QUESTION – Tout le monde connaît votre attachement aux populations d'outre-mer. Comment avez-vous vécu ces années déterminantes dans l'histoire de la Nouvelle-Calédonie avec la signature des accords de Matignon en 1988 puis de l'accord de Nouméa en 1998 ?

LE PRESIDENT– Après tant de déchirements et de souffrances, la Nouvelle-Calédonie a eu ce magnifique sursaut de vouloir construire son avenir dans la paix et le respect de l'autre. Ces années déterminantes dans l'histoire de la Nouvelle-Calédonie, nous les devons à deux hommes d'une stature exceptionnelle qui forcent l'admiration : Jean-Marie TJIBAOU et Jacques LAFLEUR. Nous ne devons jamais oublier ce qu'ils ont fait pour que tous les Calédoniens retrouvent ensemble les voies du dialogue et le chemin de la concorde.

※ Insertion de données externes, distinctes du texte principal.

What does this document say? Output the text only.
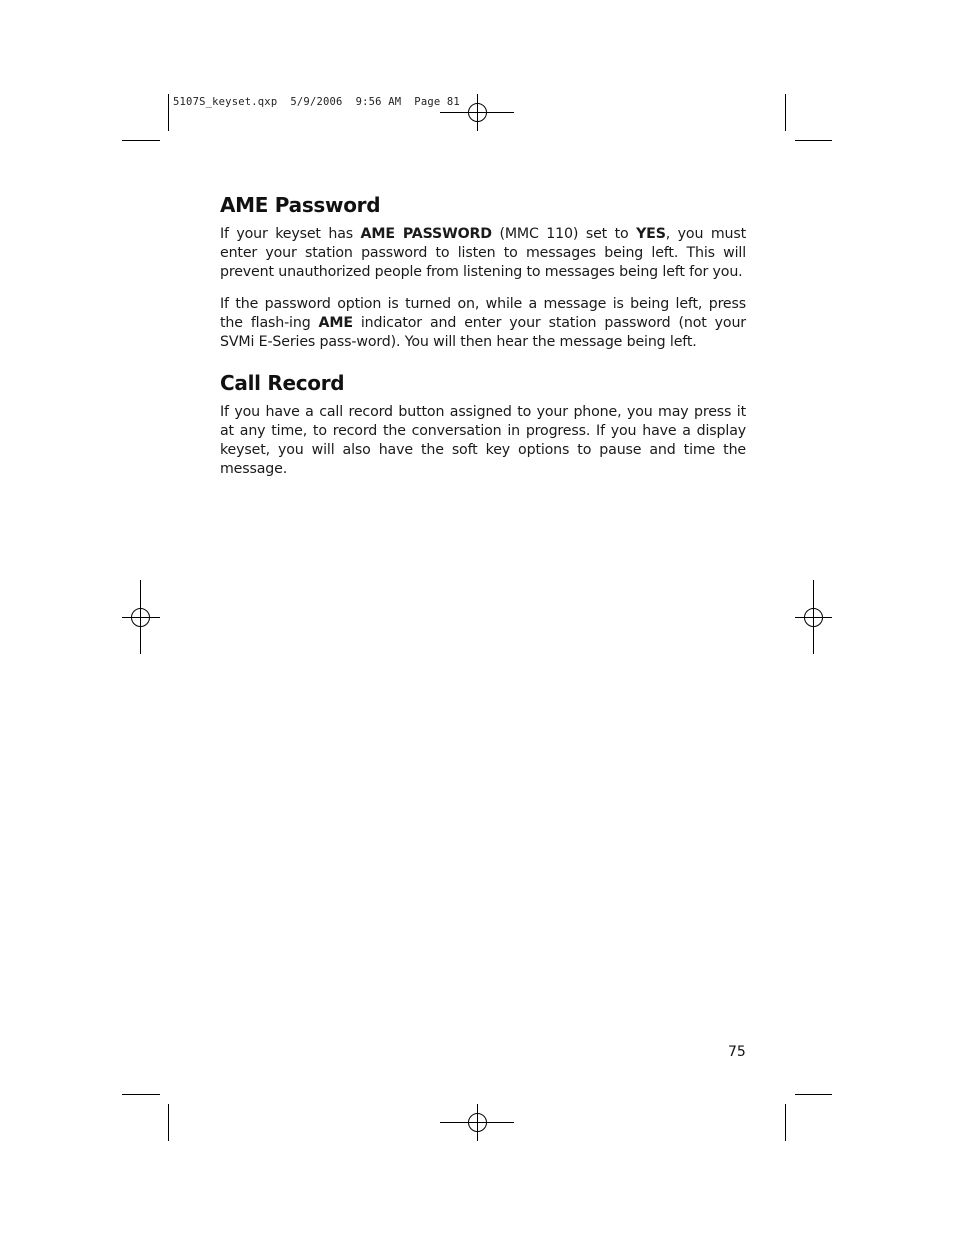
5107S_keyset.qxp  5/9/2006  9:56 AM  Page 81
AME Password

If your keyset has AME PASSWORD (MMC 110) set to YES, you must enter your station password to listen to messages being left. This will prevent unauthorized people from listening to messages being left for you.

If the password option is turned on, while a message is being left, press the flash-ing AME indicator and enter your station password (not your SVMi E-Series pass-word). You will then hear the message being left.

Call Record

If you have a call record button assigned to your phone, you may press it at any time, to record the conversation in progress. If you have a display keyset, you will also have the soft key options to pause and time the message.

75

QUESTION – Quel est votre sentiment aujourd'hui sur l'évolution de la Nouvelle-Calédonie ?

LE PRESIDENT– Le chemin parcouru est important. Mais nous devons rester vigilants pour que les équilibres que les Calédoniens ont su créer, soient confortés. J'ai confiance dans leur volonté partagée de construire une terre pleine de promesses et d'avenir. La Nouvelle-Calédonie a des potentialités extraordinaires. Elle est appelée à jouer un rôle de premier plan dans le Pacifique.

QUESTION – Abstraction faite des impératifs inhérents à votre fonction, quelles sont les motivations qui vous ont décidé à effectuer cette année une visite officielle en Nouvelle-Calédonie ?

LE PRESIDENT– Ma visite intervient à un moment où la Nouvelle-Calédonie a un certain nombre de défis à relever. Il faut réussir les transferts de compétences prévus dans l'Accord de Nouméa. Il faut aussi réussir le rééquilibrage économique entre les trois Provinces. L'État est un partenaire actif qui doit faciliter la réalisation de ces objectifs. J'ai souhaité, en outre, à l'occasion de ce déplacement dans le Pacifique, relancer la coopération française avec l'ensemble des États de la région. La France est un acteur de la stabilité dans le Pacifique Sud, qui est déjà l'une des régions les plus importantes du monde.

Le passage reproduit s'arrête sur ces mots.